The Honey of Peace
January 13, 2011 § 2 Comments
Last month in California, my father loaned me his special desktop copy of Robinson Jeffers Selected Poems. I was on a pilgrimage to Tor House, but first, five days in my feel-good place.
Within hours of arriving at the land of my solo retreat, I was out of sorts and feeling stuck. Searching for clues, I flipped through pages of poetry and found the somber piece “To the Stone-cutters” (entire work can be read here). My journal entry begins by quoting the last line. One that seems even more relevant now as I try to glean some nectar from the words I wrote during that expansive time.
Here’s an excerpt from day one, as I began to unravel in that coastal dwelling.
“The honey of peace in old poems…” Robinson Jeffers
‘Dance Church’ is next door and the bass is pumping. I know that I love to dance but there are reasons I am here, not there: jet lag, no sleep, bloodshot eyes, bad music, closed circuits, just don’t feel like it.
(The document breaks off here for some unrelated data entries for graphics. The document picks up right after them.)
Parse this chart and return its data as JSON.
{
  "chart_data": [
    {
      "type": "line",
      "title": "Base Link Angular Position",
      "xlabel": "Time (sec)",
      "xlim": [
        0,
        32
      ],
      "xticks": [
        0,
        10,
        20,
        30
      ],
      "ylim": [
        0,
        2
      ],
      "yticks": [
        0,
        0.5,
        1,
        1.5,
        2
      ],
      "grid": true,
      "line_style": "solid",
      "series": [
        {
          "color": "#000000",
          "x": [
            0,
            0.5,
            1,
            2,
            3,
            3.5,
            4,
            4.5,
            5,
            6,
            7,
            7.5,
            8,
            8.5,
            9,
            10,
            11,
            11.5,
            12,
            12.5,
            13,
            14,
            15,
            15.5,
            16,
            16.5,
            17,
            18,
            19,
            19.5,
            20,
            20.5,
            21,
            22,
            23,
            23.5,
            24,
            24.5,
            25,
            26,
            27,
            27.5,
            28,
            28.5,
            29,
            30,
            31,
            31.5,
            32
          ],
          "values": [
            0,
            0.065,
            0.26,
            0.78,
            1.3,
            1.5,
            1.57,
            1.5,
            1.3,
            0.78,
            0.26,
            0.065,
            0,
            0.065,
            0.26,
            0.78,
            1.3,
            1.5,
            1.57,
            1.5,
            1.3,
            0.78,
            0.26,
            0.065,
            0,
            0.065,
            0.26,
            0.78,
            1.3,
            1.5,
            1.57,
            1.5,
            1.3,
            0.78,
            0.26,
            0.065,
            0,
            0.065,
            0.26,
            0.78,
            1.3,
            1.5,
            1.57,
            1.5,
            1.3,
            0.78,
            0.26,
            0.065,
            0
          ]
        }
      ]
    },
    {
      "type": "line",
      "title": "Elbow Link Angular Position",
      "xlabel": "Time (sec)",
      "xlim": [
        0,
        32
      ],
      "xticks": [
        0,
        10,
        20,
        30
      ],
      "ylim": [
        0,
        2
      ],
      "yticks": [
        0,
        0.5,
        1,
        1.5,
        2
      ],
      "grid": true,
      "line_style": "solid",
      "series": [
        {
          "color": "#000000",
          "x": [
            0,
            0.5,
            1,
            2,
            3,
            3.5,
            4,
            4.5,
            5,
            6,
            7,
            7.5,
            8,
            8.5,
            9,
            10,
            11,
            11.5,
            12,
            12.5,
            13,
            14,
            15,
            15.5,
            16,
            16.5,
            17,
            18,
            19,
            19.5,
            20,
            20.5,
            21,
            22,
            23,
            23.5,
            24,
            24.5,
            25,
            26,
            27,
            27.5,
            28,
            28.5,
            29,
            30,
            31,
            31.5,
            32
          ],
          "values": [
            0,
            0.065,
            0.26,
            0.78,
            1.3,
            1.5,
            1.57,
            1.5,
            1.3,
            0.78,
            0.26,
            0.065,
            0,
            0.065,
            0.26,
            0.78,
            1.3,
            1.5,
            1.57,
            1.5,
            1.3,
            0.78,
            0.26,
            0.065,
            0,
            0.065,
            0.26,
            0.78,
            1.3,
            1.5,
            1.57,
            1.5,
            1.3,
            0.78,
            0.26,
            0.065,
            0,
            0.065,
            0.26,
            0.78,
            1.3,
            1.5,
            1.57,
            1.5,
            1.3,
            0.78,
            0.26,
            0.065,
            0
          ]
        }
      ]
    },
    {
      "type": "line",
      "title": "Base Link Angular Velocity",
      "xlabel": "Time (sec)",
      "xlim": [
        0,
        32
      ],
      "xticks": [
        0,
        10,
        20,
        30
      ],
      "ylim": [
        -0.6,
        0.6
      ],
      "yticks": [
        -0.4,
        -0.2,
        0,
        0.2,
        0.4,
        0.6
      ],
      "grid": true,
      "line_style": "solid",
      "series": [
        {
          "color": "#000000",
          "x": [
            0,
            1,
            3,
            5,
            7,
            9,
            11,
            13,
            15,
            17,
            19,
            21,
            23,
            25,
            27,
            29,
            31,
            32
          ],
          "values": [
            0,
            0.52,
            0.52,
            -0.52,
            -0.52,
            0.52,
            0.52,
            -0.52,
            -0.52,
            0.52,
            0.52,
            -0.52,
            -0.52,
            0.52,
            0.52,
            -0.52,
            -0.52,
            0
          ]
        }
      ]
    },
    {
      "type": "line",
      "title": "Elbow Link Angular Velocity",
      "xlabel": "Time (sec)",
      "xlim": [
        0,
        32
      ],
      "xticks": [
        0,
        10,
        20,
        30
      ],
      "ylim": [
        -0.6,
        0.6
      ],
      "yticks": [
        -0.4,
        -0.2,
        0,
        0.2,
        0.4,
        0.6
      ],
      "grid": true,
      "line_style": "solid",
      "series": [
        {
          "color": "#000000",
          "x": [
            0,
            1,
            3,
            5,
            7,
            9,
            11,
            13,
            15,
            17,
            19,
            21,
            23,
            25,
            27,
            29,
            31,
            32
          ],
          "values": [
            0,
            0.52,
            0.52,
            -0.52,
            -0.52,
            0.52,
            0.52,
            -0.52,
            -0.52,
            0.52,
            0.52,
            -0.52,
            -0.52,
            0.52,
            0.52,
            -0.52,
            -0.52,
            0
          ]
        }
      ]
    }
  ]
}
I peek in the window and be the voyeur that watches but doesn’t want to take the plunge. Sixty happy people move and jump in a mass of ecstatic wildness. A man exits, sees my indecision and encourages me to go inside. I tell him that I am just too tired.
“I was too, but it woke me up…”
Eventually, I enter. Somewhere around the Van Halen song, “Jump”, (that’s right, ‘go ahead and jump!’) I’m telling myself that I just can’t dance to this. But then I try it anyway. David Lee Roth’s mantra segues into something more palatable and I’m soon a member of the congregation, dancing my own kind of freedom. My state is altered, my body enlivened and I get so into it that when Dance Church is over and it’s time for dinner, I can barely eat.
Later I’m in the hot springs on a new moon in the starlight. A bath with myself and two women – silent. After a long while one begins to gently sing: “When I am in the light of my soul I am home.”
She sings this line quietly for a short time then slowly exits the bath. More silence, warm water and calm.”
Ahh…the honey of peace in old poems.